Advisor Perspectives, a leading publisher serving financial advisors and the financial advisory community, has announced its Venerated Voices awards for commentaries published in Q2 2018. Rankings were issued in four categories: The Top 25 Venerated Voices by Firm and Author, the Top 10 Venerated Voices by Commentary, and a new category, The Top 25 Venerated Voices by Firm and Author (minimum three posts), where we include only those firms who contributed at least three commentaries in Q2.

Leading the Top 25 Venerated Voices by Firm category were CMG Capital Management Group of Pennsylvania, followed by Mauldin Economics of Arizona in second. In third place is Hussman Funds of Maryland.

Among individual commentators, the most-widely read were Rob Arnott, Shane Shepherd, and Bradford Cornell, all of Research Affiliates in first place, Steve Blumenthal of CMG Capital Management Group was in second place, followed by Ben Inker of GMO in third place.

Leading the Top 25 Venerated Voices Most Posts by Firm category were Mauldin Economics of Arizona, followed by Hussman Funds of Maryland in second.

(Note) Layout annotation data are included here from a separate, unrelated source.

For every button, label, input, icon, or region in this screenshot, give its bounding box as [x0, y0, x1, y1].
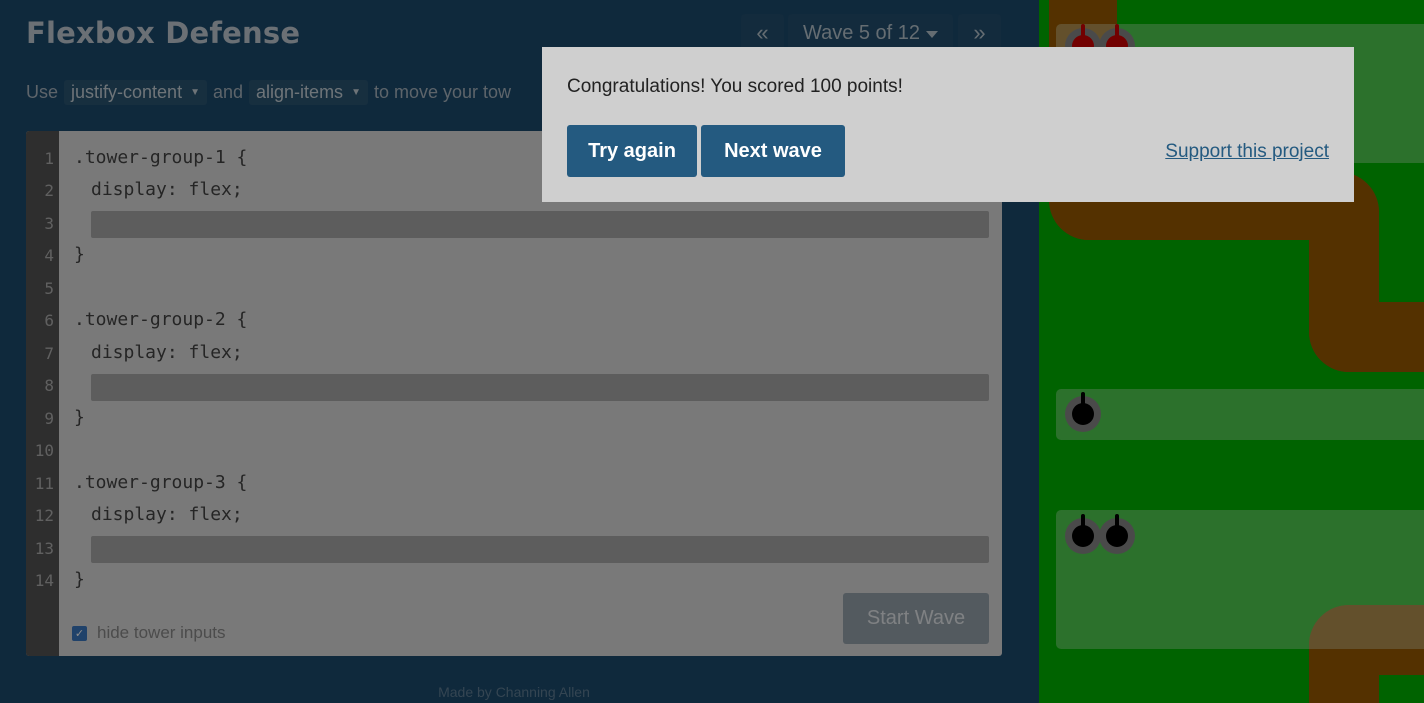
support-project-link[interactable]: Support this project: [1165, 141, 1329, 163]
result-dialog: Congratulations! You scored 100 points! …: [542, 47, 1354, 202]
result-message: Congratulations! You scored 100 points!: [567, 76, 903, 97]
next-wave-button[interactable]: Next wave: [701, 125, 845, 177]
try-again-button[interactable]: Try again: [567, 125, 697, 177]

In third place was Blackstone of New York City.

The most-widely read commentary of Q2 was Train Crash Preview by John Mauldin of Mauldin Economics. Published May 18th, Mauldin predicted a worldwide debt-default within 10 to 12 years due to systematic instability and laid out steps in which this could happen. It would begin with massive illiquidity that would lead to a lending drought, followed by political backlash. Mauldin gives a 60-70% chance of recession by 2020. He believes that in the end, a “Great Reset” will occur where there will be a global “debt wipeout” agreement.

Jeffrey Saut of Raymond James took second place with Two of the Most Important Investing Paragraphs We Have Ever Read. The piece was published April 16th and used two paragraphs from Edgar Genstein’s Stock Profits Without Forecasting as a basis for investing advice. Genstein recommends “…sell when you wish you had sold sooner…” and as a result, “…some of your profits will be large, and your losses should be quite small.” Saut described an addition to this that Raymond James has adopted: scale sell partial positions. He claimed this will allow capital gains accruals to the portfolio and will rebalance stock positions to their original intended weightings.

Coming in third was High Yield Train Wreck, published May 26th, once again by John Mauldin. This piece continued the train wreck analogies, stating that the next crisis will be triggered by corporate debt as opposed to housing debt as in the 2008 recession, beginning with high-yield junk bonds. Mauldin used WeWork, the shared workspace company, as an example quoting their massive negative cashflows and lack of real assets. With WeWork’s use of single-purpose entities (SPEs), they’ve limited their risk exposure to the parent company, which falls on property owners in the event of a recession or downturn. Mauldin said this will all flow downstream and that there are many, many companies like it.